Institute of Biomedicine, University of Turku, Turku, Finland.
Department of Biological and Environmental Science, University of Jyvaskyla, Jyvaskyla, Finland.
Chem Biol Drug Des. 2019 Oct;94(4):1799-1812. doi: 10.1111/cbdd.13584. Epub 2019 Jul 19.

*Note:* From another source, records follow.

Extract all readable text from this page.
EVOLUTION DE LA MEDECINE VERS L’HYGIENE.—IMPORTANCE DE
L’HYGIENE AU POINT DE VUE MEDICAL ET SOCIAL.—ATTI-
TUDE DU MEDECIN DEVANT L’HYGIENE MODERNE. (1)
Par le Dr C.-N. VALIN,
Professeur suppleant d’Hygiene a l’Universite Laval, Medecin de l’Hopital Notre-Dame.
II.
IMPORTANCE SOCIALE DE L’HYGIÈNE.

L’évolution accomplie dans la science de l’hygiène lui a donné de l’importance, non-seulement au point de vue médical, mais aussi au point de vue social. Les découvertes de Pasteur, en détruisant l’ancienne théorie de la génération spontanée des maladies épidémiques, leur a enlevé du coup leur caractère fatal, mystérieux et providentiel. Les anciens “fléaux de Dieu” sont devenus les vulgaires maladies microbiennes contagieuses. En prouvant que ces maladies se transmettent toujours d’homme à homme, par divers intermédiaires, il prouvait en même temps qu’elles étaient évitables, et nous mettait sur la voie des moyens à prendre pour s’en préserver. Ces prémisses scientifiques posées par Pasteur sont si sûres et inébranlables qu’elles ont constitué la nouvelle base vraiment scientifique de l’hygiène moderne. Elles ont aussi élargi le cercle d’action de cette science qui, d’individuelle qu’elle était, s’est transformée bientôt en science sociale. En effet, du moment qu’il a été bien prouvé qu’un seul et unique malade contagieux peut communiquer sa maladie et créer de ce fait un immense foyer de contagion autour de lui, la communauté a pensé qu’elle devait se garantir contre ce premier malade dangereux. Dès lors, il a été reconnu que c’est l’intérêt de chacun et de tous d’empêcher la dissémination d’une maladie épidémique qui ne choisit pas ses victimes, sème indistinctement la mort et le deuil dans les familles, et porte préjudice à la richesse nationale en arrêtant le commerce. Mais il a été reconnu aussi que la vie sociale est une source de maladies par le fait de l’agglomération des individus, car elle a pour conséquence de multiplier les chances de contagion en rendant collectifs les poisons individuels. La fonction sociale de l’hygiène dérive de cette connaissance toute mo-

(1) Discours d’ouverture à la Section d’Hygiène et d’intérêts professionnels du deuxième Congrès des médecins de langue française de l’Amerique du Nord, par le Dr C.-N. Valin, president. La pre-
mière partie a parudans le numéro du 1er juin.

A novel virtual screening methodology called fragment- and negative image-based (F-NiB) screening is introduced and tested experimentally using phosphodiesterase 10A (PDE10A) as a case study. Potent PDE10A-specific small-molecule inhibitors are actively sought after for their antipsychotic and neuroprotective effects. The F-NiB combines features from both fragment-based drug discovery and negative image-based (NIB) screening methodologies to facilitate rational drug discovery. The selected structural parts of protein-bound ligand(s) are seamlessly combined with the negative image of the target's ligand-binding cavity. This cavity- and fragment-based hybrid model, namely its shape and electrostatics, is used directly in the rigid docking of ab initio generated ligand 3D conformers. In total, 14 compounds were acquired using the F-NiB methodology, 3D quantitative structure-activity relationship modeling, and pharmacophore modeling. Three of the small molecules inhibited PDE10A at ~27 to ~67 μM range in a radiometric assay. In a larger context, the study shows that the F-NiB provides a flexible way to incorporate small-molecule fragments into the drug discovery.
一种新的虚拟筛选方法,称为基于片段和负像(F-NiB)的筛选方法,被引入并通过以磷酸二酯酶 10A(PDE10A)作为案例研究进行了实验测试。具有强大的 PDE10A 特异性的小分子抑制剂因其抗精神病和神经保护作用而受到广泛关注。F-NiB 结合了基于片段的药物发现和基于负像(NIB)筛选方法的特点,以促进合理的药物发现。与蛋白质结合的配体的选定结构部分与靶标配体结合腔的负像无缝结合。这种基于腔和片段的混合模型,即其形状和静电特性,直接用于从头生成的配体 3D 构象的刚性对接。总共使用 F-NiB 方法、3D 定量构效关系建模和药效团建模获得了 14 种化合物。其中三种小分子在放射性测定中以约 27 至约 67 μM 的范围抑制 PDE10A。从更大的角度来看,该研究表明 F-NiB 为将小分子片段纳入药物发现提供了一种灵活的方法。